Some years ago, when I was still supposedly influential as the BBC’s Pronunciation Adviser, Radio Drama produced Ibsen’s “Emperor and Galilean”, for which my office provided (at their request) assistance with the pronunciation of proper names and other problematic words. The reason they gave for ignoring our recommendation for “Galilean”, and using the same anti-etymological version as the one I heard last night, was that “it sounded better”!

Clearly, the pronunciation dictionaries are out of date, and we must now accept that the “Galilean heresy”, pronounced identically, can refer both to Christianity seen from the point of view of 1st century Judaism, and the heliocentric ideas promulgated by Galileo and Copernicus, as criticized by the Roman Catholic Church.
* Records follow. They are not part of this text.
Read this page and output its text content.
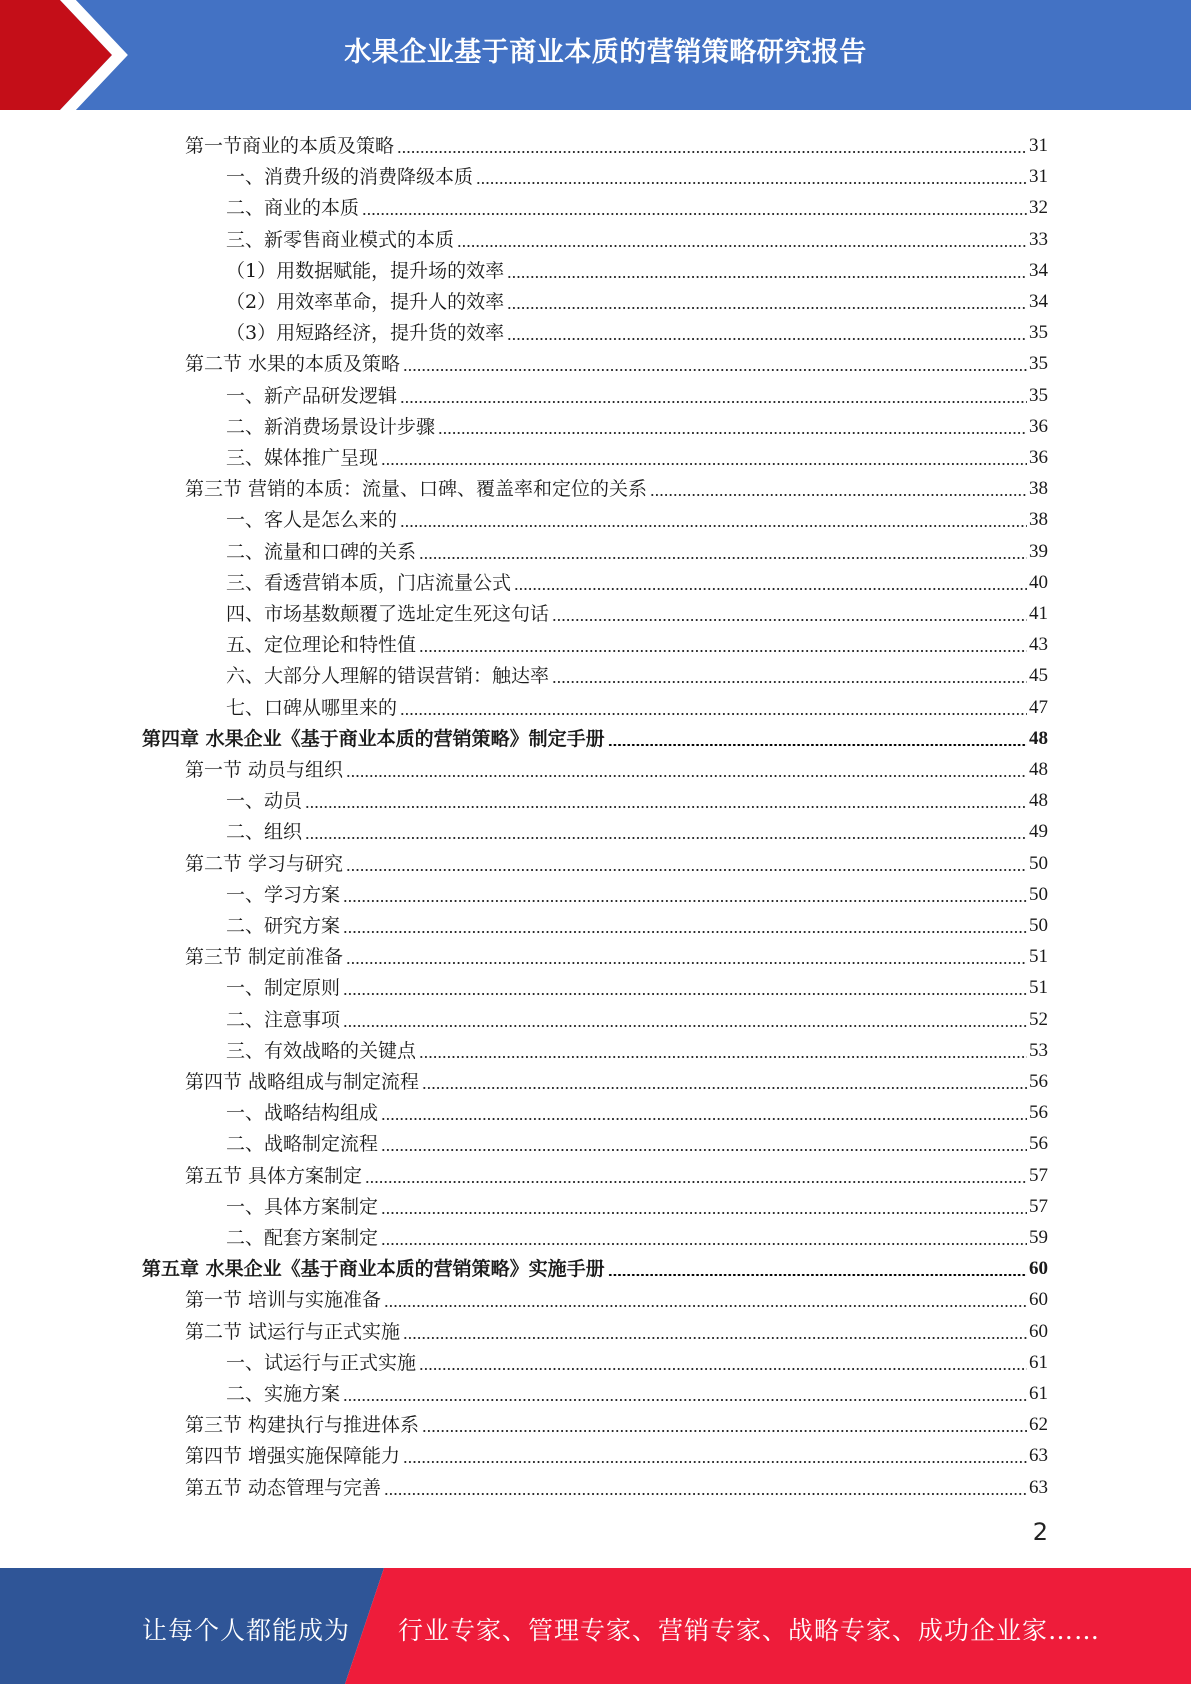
水果企业基于商业本质的营销策略研究报告
第一节商业的本质及策略	31
一、消费升级的消费降级本质	31
二、商业的本质	32
三、新零售商业模式的本质	33
（1）用数据赋能，提升场的效率	34
（2）用效率革命，提升人的效率	34
（3）用短路经济，提升货的效率	35
第二节 水果的本质及策略	35
一、新产品研发逻辑	35
二、新消费场景设计步骤	36
三、媒体推广呈现	36
第三节 营销的本质：流量、口碑、覆盖率和定位的关系	38
一、客人是怎么来的	38
二、流量和口碑的关系	39
三、看透营销本质，门店流量公式	40
四、市场基数颠覆了选址定生死这句话	41
五、定位理论和特性值	43
六、大部分人理解的错误营销：触达率	45
七、口碑从哪里来的	47
第四章 水果企业《基于商业本质的营销策略》制定手册	48
第一节 动员与组织	48
一、动员	48
二、组织	49
第二节 学习与研究	50
一、学习方案	50
二、研究方案	50
第三节 制定前准备	51
一、制定原则	51
二、注意事项	52
三、有效战略的关键点	53
第四节 战略组成与制定流程	56
一、战略结构组成	56
二、战略制定流程	56
第五节 具体方案制定	57
一、具体方案制定	57
二、配套方案制定	59
第五章 水果企业《基于商业本质的营销策略》实施手册	60
第一节 培训与实施准备	60
第二节 试运行与正式实施	60
一、试运行与正式实施	61
二、实施方案	61
第三节 构建执行与推进体系	62
第四节 增强实施保障能力	63
第五节 动态管理与完善	63
2
让每个人都能成为 行业专家、管理专家、营销专家、战略专家、成功企业家……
  1. I concur with your conclusion that we have to accept that /galɪ`leɪən/ has become one of two recognised pronunciations corresponding to the spelling ‘Galilean’ whether referring to the Italian astronomer or the Middle-Eastern geographical region. The phenomenon involved is a consequence of the English speaker’s increasing awareness of the better known Continental languages beginning towards the middle of the last century before which an ‘educated’ person would’ve been more likely to’ve been influenced by an acquaintance with Latin or Ancient Greek than from Italian or Spanish etc. We see this in the way Los Angeles was at one time exclusively was, and still usually is in the UK, pronounced /lɒs `anʤəˌliːz/. The later tendency is seen in the way Chilean is tending to be pronounced, at least in the USA, as /ʧɪ`liːən/ or even /ʧɪ`leɪən/. Compare the two forms of ‘trauma’.

  2. Sounding better is not as important as the producers seem to think it is. It is more important to have it pronounced correctly. It is like the in the US where the word Celtic is pronounced with an /s/ sound instead of a /k/ sound.